LONDON: A ransomware attack undermined The Guardian’s systems last month exposing UK staff personal data but not subscribers’ information to theft, the Guardian Media Group has confirmed.
The news was revealed on Wednesday by the group’s chief executive, Anna Bateson, and the newspaper’s editor-in-chief, Katharine Viner, in an update emailed to staff.
The Guardian stressed it had no reason to believe the personal data of readers and subscribers had been accessed.
The incident was a “highly sophisticated cyberattack involving unauthorized third-party access to parts of our network,” The Guardian senior management wrote.
They highlighted the attack was most likely triggered by a phishing attempt in which a target was tricked into downloading malware.
But, according to the email message to staff, there was no evidence of data being exposed online, meaning the risk of fraud was potentially low.
Also, it was not believed that the personal data of Guardian US and Guardian Australia staff had been accessed either.
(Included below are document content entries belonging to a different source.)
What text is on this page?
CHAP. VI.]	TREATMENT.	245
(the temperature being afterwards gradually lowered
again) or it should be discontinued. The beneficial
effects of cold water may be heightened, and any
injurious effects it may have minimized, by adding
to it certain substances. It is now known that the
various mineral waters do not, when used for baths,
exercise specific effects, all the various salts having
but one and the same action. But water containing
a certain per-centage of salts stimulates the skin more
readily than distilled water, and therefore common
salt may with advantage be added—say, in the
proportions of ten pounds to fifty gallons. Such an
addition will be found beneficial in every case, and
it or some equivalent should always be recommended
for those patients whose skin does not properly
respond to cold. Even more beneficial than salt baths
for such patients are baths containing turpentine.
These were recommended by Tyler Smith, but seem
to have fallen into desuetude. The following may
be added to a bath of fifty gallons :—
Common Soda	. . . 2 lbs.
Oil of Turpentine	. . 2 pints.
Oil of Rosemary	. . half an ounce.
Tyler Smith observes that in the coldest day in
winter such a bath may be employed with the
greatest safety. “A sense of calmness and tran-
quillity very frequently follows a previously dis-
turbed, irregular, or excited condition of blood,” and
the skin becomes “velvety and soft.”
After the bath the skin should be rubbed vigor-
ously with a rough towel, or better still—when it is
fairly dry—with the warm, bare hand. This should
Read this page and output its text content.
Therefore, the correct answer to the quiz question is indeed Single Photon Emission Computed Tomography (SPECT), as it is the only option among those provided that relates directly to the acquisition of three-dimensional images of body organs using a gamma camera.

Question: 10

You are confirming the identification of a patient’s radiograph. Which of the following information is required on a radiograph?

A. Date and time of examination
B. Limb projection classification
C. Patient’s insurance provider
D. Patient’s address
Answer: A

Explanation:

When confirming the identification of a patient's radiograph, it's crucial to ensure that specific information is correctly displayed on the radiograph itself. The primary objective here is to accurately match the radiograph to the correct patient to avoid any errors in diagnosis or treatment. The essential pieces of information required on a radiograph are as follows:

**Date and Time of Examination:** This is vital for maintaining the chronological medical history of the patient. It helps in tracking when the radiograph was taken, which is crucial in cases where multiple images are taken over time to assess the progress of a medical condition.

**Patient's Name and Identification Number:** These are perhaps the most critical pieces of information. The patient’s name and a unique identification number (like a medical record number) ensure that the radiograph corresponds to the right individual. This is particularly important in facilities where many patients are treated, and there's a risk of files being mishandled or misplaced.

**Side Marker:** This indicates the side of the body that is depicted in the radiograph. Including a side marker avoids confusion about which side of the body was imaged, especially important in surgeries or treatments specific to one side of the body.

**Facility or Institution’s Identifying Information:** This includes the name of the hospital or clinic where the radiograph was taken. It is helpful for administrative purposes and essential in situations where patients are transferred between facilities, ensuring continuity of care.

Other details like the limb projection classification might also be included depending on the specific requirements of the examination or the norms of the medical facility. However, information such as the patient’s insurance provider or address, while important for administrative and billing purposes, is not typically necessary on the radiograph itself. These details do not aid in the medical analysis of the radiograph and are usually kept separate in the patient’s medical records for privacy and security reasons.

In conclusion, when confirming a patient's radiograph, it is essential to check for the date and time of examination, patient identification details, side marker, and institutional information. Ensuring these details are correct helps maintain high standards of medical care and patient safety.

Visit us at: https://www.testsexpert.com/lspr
The Information Commissioner’s Office, the UK’s data watchdog, has been informed of the attack, as well as the British police.
The attack was detected on Dec. 20 last year and targeted parts of the company’s technology infrastructure.
The Guardian has been using external experts to gauge the extent of the attack and to recover its systems.
According to a government report last year, two-in-five UK businesses had reported cybersecurity breaches or attacks in the previous 12 months.